Avis 20235327 Séance du 12/10/2023
Monsieur X, pour X, a saisi la Commission d'accès aux documents administratifs, par courrier enregistré à son secrétariat le 29 août 2023, à la suite du refus opposé par la maire de Saint-Etienne-de-Lugdarès à sa demande de communication, par courrier électronique ou par remise sur place au mandant membre de l'AFASC, d'une copie des documents suivants :
1) les délibérations du conseil municipal de la commune de Saint-Etienne-de-Lugdarès concernant la mise à disposition des terres agricoles ;
2) les conventions de mise à disposition.
La commission constate qu'il ressort de la réponse de l'administration ainsi que des éléments communiqués par le demandeur que les délibérations mentionnées au point 1) ont été transmises à ce dernier par un courrier électronique en date du 16 juin 2023 dont il a accusé réception. Le refus de communiquer n'étant pas ici constitué, la commission déclare irrecevable la demande en son point 1).
S'agissant du point 2) de la demande, la maire de Saint-Etienne-de-Lugdarès a informé la commission de ce qu'elle a transmis au demandeur deux modèles de convention et non les 43 conventions existantes. La commission relève que la demande ne porte pas sur ces documents mais sur les conventions en vigueur. Elle considère dès lors que ce point de la demande n'est pas satisfait et conserve son objet.
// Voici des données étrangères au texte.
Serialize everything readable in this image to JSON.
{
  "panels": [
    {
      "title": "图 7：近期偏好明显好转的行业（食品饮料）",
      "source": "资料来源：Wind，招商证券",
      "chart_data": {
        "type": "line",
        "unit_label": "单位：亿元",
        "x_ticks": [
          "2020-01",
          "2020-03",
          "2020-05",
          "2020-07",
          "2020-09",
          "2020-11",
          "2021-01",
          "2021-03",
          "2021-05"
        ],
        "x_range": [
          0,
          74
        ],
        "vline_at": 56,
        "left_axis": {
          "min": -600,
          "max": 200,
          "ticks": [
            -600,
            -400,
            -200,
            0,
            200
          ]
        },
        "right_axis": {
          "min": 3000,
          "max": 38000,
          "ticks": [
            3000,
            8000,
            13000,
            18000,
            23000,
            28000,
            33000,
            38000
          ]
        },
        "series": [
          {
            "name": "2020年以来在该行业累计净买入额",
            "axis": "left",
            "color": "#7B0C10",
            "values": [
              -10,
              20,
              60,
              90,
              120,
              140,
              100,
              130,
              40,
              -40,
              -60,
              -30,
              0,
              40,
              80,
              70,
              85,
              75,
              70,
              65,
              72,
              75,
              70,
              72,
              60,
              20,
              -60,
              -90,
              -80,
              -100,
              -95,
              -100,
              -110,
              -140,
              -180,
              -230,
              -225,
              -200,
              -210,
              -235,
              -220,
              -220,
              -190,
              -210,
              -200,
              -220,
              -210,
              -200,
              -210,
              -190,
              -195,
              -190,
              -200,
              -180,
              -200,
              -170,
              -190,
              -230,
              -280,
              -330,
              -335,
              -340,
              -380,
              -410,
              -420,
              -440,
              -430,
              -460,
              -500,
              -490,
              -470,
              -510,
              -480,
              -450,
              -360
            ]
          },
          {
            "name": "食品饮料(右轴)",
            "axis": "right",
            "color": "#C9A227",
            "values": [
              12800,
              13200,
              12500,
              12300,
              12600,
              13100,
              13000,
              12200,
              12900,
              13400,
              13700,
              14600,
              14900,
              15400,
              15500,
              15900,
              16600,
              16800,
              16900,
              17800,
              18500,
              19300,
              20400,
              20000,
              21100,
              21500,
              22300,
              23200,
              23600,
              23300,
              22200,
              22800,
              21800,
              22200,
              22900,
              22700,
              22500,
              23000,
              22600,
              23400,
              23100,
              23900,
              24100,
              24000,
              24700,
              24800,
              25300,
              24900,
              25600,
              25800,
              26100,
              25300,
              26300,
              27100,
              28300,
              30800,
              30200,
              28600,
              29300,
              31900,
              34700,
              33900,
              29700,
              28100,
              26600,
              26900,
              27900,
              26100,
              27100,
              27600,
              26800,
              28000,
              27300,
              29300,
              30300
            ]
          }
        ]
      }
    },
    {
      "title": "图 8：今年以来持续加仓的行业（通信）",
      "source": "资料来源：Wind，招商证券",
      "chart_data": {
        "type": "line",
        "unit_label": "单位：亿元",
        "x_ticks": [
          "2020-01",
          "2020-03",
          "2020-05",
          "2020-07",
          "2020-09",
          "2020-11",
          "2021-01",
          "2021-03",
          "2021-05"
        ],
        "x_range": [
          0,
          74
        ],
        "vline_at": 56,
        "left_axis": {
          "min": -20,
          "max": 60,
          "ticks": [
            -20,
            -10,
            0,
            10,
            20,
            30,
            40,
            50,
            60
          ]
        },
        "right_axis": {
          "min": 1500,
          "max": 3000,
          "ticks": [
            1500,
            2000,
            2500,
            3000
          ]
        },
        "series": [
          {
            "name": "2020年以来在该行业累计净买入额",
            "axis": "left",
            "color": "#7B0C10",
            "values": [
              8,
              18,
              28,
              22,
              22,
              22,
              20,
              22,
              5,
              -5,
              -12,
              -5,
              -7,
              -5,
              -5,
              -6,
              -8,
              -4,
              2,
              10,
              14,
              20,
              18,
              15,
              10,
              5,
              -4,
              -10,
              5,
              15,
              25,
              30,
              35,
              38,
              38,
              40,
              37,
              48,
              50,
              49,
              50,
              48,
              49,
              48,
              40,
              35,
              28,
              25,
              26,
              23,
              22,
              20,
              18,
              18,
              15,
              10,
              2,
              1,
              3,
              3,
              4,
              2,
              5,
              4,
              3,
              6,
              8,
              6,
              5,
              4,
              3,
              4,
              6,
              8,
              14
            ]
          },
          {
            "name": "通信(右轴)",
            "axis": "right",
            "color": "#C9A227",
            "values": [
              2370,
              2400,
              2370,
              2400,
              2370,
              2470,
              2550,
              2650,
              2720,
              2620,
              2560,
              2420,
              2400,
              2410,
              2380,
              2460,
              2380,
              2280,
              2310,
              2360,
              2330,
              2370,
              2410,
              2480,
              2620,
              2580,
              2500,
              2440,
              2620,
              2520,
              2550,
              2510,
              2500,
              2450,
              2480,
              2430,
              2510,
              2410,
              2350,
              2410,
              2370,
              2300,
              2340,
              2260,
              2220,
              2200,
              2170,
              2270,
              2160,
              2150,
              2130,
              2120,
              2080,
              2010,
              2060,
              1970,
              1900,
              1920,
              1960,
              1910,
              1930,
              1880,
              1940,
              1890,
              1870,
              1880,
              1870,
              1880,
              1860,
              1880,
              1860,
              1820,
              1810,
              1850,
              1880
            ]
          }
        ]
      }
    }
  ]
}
A cet égard, la commission rappelle, d'une part, que les autorisations et conventions d'occupation du domaine public sont en principe communicables à toute personne qui en fait la demande, en application de l’article L311-1 du code des relations entre le public et l'administration, sous réserve de l’occultation préalable, conformément à l'article L311-6 du même code, des mentions couvertes par le secret de la vie privée (notamment adresse personnelle et date de naissance du preneur) ou le secret des affaires (notamment chiffre d’affaires et coordonnées bancaires de l'occupant). A cet égard, elle estime que les informations relatives aux conditions d'occupation du domaine public, notamment aux redevances d’occupation de ce domaine, ainsi que les noms des titulaires de ces autorisations ne sont pas protégés par les dispositions de cet article.
La commission relève, d'autre part, que la loi du 7 octobre 2016 pour une République numérique a inséré dans le code des relations entre le public et l'administration, un article L300-3, qui prévoit que les dispositions de ce code relatives à l’accès aux documents administratifs, à la réutilisation des informations publiques et à la compétence de la Commission d’accès aux documents administratifs s’appliquent également aux documents relatifs à la gestion du domaine privé de l’État et des collectivités territoriales. Elle en déduit que les contrats de bail conclus par une collectivité territoriale sur des biens de son domaine privé sont communicables à toute personne qui en fait la demande, sous réserve de l'occultation préalable, conformément à l'article L311-6 déjà mentionné, des mentions couvertes par le secret des affaires et le secret de la vie privée, ce qui inclut notamment les mentions permettant d'identifier les locataires lorsqu'il s'agit de baux à usage d'habitation. En revanche, la commission estime que le montant du loyer n'a pas à être occulté en application de ces dispositions.
La commission émet donc, sous ces réserves, un avis favorable au point 2) de la demande.